The Pittsburgh Penguins are 10 games into the 2023-24 NHL season and will play game No. 11 on Tuesday night against the Anaheim Ducks. While 10 games is not a huge sample size, it can give us at least some idea of what the team will look like this season, what its flaws are, where its strengths are and what might be ahead for the remainder of the season.
So far, things have gone about as expected and looked very similar to what we saw for extended periods of the 2022-23 season.
The top two lines are generally very good.
The power play and goaltending are inconsistent.
There are some concerns with depth scoring.
Their actual goal numbers do not match their expected goal numbers that are again among the best in the NHL.
They lose to teams they should be expected to beat.

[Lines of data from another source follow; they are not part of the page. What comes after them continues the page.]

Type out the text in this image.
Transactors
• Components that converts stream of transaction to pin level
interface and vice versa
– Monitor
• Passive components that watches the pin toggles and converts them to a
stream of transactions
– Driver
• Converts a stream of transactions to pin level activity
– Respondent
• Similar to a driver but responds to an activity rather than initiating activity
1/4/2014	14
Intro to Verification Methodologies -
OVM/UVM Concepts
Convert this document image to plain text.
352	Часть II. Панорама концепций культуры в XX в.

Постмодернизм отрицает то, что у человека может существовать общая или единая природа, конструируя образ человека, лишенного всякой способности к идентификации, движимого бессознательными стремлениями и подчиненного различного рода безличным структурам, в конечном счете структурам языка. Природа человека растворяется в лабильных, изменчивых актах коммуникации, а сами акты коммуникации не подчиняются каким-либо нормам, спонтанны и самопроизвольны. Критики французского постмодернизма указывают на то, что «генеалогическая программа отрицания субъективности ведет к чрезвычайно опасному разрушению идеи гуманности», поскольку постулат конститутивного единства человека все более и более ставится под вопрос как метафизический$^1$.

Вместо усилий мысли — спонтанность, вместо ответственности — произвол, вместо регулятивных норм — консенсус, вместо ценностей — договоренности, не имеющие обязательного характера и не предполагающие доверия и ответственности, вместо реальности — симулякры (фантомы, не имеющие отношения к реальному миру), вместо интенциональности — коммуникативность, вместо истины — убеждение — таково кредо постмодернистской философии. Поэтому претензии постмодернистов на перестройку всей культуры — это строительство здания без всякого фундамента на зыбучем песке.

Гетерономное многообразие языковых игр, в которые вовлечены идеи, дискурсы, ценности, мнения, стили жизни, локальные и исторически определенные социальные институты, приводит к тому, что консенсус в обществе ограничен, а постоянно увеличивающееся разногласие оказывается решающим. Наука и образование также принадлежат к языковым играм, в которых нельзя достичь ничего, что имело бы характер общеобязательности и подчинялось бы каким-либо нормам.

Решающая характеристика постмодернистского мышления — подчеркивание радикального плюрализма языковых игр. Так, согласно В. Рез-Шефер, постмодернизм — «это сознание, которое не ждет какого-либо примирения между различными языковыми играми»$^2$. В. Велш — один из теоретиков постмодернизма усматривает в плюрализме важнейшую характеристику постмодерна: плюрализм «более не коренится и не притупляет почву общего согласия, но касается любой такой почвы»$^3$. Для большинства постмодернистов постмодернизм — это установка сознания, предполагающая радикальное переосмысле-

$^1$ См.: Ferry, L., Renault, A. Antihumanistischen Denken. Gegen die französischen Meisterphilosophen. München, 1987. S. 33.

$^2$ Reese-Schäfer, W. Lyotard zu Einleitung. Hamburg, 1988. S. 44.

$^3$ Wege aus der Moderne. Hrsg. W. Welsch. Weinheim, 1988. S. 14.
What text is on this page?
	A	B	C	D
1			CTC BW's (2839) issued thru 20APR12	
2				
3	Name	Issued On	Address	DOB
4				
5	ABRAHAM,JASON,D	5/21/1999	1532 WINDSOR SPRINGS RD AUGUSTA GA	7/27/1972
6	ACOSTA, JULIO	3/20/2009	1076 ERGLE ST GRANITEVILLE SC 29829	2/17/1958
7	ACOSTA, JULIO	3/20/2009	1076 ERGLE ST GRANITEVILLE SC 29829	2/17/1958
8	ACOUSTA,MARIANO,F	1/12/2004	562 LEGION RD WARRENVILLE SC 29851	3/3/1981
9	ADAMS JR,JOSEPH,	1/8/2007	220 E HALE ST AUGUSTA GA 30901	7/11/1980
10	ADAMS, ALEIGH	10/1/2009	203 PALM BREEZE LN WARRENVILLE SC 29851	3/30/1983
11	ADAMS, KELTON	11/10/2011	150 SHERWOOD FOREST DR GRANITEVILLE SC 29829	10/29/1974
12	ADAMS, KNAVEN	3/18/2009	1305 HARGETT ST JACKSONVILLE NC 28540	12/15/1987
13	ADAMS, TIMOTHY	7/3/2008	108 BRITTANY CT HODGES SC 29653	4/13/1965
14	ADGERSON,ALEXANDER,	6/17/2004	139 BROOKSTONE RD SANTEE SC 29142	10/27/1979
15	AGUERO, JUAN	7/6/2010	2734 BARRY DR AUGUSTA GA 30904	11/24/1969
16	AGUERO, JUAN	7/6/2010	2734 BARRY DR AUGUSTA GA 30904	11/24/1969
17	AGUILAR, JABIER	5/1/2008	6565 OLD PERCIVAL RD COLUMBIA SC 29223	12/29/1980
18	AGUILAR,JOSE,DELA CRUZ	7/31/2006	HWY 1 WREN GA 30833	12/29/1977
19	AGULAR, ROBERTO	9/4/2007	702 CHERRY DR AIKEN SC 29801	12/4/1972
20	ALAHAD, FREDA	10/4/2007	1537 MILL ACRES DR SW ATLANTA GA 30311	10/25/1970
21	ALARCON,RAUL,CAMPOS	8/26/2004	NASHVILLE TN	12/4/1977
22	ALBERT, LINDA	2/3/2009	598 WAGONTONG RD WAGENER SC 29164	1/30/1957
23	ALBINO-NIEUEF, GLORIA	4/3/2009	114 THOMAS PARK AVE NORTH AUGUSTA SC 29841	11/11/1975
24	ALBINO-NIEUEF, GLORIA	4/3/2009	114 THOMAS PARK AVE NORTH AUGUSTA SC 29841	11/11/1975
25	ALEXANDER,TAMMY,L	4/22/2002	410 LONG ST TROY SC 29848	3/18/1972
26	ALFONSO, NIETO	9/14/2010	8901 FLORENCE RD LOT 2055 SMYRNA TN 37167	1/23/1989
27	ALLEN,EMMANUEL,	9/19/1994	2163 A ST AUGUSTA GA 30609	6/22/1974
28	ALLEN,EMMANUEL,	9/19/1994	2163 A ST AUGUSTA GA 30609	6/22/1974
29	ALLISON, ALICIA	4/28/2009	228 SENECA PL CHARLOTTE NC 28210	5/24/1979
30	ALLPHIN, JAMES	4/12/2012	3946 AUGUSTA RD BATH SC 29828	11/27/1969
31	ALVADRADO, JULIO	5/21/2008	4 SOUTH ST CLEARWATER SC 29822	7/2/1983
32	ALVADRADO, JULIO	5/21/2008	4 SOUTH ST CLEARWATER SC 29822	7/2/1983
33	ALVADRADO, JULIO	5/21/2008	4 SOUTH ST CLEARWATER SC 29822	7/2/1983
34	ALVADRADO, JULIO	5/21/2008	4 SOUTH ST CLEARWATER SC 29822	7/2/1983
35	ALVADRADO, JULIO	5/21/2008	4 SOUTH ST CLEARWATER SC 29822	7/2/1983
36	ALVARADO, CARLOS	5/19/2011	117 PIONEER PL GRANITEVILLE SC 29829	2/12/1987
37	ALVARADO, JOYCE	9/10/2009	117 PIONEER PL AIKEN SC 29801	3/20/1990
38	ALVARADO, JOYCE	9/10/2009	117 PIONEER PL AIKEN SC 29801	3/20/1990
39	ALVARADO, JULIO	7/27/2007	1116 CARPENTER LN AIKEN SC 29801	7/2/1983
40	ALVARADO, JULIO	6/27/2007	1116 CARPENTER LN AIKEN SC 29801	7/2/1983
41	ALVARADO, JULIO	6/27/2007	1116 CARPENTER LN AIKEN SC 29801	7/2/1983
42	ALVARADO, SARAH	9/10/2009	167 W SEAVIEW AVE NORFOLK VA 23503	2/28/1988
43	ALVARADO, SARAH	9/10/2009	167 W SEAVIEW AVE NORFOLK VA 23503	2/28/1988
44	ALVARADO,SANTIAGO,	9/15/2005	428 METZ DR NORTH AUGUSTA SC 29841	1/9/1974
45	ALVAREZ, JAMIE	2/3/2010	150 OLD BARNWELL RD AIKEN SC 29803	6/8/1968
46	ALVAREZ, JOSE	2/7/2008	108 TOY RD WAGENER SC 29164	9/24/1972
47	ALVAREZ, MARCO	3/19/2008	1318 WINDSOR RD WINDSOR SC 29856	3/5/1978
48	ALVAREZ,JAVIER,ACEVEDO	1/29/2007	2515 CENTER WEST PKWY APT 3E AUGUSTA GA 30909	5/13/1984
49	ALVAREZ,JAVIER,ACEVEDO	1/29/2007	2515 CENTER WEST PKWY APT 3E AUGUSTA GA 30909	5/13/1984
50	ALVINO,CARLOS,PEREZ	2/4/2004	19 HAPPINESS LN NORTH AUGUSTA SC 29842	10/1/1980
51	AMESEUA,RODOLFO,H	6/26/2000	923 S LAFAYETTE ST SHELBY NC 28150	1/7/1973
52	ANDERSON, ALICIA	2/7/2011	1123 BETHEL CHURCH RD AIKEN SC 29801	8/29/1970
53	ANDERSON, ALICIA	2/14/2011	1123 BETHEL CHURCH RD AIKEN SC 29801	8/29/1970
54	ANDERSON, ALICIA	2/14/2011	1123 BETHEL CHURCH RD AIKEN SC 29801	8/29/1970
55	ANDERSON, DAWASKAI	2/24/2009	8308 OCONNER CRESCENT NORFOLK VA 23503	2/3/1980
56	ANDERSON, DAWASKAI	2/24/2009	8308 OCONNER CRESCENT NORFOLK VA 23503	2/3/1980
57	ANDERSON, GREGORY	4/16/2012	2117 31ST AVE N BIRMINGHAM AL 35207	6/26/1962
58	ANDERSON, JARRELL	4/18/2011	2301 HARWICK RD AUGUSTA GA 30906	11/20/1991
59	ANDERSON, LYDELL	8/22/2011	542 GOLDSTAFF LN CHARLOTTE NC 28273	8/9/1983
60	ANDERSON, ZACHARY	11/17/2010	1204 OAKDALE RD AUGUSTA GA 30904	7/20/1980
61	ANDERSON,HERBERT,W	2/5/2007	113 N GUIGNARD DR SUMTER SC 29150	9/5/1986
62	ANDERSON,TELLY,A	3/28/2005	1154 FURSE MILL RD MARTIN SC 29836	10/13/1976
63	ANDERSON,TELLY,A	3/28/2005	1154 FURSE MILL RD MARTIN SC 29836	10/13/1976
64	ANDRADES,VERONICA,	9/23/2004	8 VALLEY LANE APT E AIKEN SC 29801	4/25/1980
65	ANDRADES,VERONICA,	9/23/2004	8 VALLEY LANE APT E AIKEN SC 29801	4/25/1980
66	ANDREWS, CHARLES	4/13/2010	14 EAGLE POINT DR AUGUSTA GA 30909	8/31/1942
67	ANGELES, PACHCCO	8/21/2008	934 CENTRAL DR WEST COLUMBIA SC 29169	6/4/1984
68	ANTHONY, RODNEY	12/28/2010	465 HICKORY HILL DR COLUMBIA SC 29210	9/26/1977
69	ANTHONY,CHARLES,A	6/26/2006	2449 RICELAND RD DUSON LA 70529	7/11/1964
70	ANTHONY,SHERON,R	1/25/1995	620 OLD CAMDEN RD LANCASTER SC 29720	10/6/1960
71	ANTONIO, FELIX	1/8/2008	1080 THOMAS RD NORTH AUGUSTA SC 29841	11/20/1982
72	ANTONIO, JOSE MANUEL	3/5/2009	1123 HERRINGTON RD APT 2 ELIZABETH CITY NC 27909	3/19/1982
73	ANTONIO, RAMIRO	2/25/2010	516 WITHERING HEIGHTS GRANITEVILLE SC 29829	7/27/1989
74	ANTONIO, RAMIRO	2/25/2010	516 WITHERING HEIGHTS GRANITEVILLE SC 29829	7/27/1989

All of that has led to a 4-6-0 start that is not exactly the most encouraging beginning to the season. It is also the second-worst start through 10 games in the Sidney Crosby era, beating out only his rookie season when they won just one of their first 10 games.
While none of that is terribly encouraging, there are at least some reasons for optimism that things can get turned around in relatively short order, even beyond a 10-goal outburst against one of the worst NHL teams of the modern era.
For one, the Penguins seem to have stumbled upon the makings of a competent third line with Lars Eller centering Radim Zohorna and Drew O’Connor. Having another line that can push play and make it so you are not relying on just the same six forwards at the top of the lineup to provide offense is a big development, and one that could have big implications this season.
They also showed that they are at least willing to make a performance-based scratch and send Jeff Carter to the press box. It might have taken a year too long, but that is better than not happening at all.
But there is still a lot of work to do to get back to the playoffs, and the slow start has certainly put them in a brutally tough spot simply from a numbers perspective.
Let’s look at it from a practical matter.
Entering play on Tuesday the Penguins have eight points in 10 games. If we assume that it will take at least 95 points (generally a safe number for a playoff spot) to clinch at least a Wild Card spot in the Eastern Conference, that means the Penguins need to collect at least 87 points over their remaining 72 games of the season.
That would be a points pace of .604 during starting from Tuesday.
To reach last year’s playoff minimum of 92 points, you would need a .583 mark.
Even if you wanted to set an even higher bar and really be safe, getting to 98 points (a number that would almost certainly be enough 99 percent of the time) would require a .625 points percentage the remainder of the way.
Any of those should — emphasis on SHOULD — be a manageable number for a team that has four future Hall of Famers on it, all of whom are still playing at a reasonably high level.
It is also a mark the Penguins have consistently been able to play at.
I went back and looked at every 10-game start to the season in the Crosby era, where the Penguins were in terms of record at that point, and how they finished the season after the 10th game.
In 13 of the previous 18 seasons the Penguins managed to play at a .604 points per pace or better over the final 72 games of the season. Even in seasons where they got off to slow starts through the first 10 games.
Which brings me to the next point — the Penguins, especially in recent years, have consistently played better as the season has gone on. In each of the past four seasons the Penguins stumbled out of the gate, recording points percentages of .600 or lower through the first 10 games of the season.
In each season their points percentage over the remaining 72 games has jumped by at least .044 points. That is a significant jump, and suggests that it tends to take them a while to really get rolling in each season.
Obviously it did not work out a year ago or improve enough to get back in the playoffs — for a variety of reasons — but they still played at a significantly better pace after the 10-game mark.
Given the team’s underlying numbers, as well as the internal improvement that should still happen (Tristan Jarry should play better; the power play should be better; they seem to have found a third line) I think there is still reason to believe that can happen again. It just has to start happening really soon.